While the police are working on stemming crime on the streets using homemade weapons (pictured), there are more serious concerns.
Acting Assistant Commissioner for Crime, Chief Superintendent Donald Yamasombi, said in Lae yesterday that more sophisticated guns are being imported illegally into the country. They come in largely undetected.
“These weapons are not used by our military or the police… They should not be used by civilians as they pose a national security threat,” Chief Superintendent Yamasombi said.
But what is posing a serious concern to the country is the PNG’s National Firearms Act.
Police say the Firearms Act is old and the serious crimes involving smuggling of illegal firearms cannot be used to appropriately charge offenders.

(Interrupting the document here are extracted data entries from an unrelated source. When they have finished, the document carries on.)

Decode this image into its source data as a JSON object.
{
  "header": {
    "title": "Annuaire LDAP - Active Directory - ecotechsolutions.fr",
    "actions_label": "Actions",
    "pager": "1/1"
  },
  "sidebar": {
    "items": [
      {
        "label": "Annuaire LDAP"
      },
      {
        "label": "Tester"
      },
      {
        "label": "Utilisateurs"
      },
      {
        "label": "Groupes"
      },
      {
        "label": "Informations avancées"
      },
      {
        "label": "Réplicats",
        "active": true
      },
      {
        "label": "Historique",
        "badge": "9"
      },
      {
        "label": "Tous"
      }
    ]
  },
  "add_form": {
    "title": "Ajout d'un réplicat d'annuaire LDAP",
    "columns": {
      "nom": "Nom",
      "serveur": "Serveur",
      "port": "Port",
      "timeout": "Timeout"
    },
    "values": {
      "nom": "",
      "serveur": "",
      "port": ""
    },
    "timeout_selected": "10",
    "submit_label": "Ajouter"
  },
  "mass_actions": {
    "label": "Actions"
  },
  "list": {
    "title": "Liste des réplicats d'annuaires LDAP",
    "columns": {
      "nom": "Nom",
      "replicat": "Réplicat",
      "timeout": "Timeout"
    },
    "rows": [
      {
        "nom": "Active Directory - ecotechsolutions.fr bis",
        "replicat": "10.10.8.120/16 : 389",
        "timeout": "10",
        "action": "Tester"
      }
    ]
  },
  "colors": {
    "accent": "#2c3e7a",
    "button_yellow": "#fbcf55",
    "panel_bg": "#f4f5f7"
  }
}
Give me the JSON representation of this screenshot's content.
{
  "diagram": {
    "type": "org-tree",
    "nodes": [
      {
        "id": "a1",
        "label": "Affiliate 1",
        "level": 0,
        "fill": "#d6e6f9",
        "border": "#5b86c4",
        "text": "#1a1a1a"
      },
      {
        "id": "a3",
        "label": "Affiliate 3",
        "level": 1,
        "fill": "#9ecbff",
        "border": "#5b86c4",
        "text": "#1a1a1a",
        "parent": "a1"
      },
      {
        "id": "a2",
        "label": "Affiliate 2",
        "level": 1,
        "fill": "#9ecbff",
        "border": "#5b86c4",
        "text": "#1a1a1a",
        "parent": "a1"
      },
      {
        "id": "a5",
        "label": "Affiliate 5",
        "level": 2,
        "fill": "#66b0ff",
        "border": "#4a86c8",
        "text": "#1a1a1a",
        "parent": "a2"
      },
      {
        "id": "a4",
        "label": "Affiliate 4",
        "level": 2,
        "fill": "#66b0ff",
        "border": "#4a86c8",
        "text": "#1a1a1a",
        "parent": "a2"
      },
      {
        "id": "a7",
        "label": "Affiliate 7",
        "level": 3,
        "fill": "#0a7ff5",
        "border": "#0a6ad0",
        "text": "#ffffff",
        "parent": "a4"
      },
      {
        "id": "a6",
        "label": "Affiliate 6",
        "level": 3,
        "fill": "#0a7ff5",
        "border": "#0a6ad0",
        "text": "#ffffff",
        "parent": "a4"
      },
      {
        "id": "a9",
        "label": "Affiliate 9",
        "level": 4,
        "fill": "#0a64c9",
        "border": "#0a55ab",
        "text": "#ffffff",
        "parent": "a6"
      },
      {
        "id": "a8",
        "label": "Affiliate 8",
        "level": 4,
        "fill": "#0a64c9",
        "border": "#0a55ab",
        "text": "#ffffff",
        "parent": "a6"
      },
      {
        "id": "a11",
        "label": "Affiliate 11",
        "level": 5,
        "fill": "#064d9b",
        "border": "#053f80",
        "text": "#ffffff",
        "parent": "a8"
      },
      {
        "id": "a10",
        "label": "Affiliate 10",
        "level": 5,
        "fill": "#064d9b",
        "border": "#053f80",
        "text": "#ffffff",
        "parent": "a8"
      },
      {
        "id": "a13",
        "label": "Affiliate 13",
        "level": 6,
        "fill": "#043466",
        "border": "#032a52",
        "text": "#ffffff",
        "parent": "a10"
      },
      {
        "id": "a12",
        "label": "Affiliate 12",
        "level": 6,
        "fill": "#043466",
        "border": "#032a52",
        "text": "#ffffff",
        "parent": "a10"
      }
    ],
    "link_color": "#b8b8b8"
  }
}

All this comes after a gun smuggling bust 2 years ago which involved high-powered firearms that were smuggled into the country.
Yoshi Kuni Ikeda, a 39 year old Indonesian man alleged to be involved in a gun smuggling racket, has his case now before the Lae court.
Also, the owner of a prominent company in Lae is also expected to stand trial tomorrow following his alleged involvement in smuggling militaristic weapons into PNG.
The two cases are now before the courts in Lae. Police say both may rely on the Customs Act and not the PNG Firearms Act.
“Our Firearms Act is outdated and it is a serious concern,” Chief Superintendent Yamasombi said.
Much of the bad news is coming from the borders; the PNG-Indonesian border and PNG-Australian border.
National security risks are mounting, police say, and the level of attention given to these strategic locations is extremely unsatisfactory.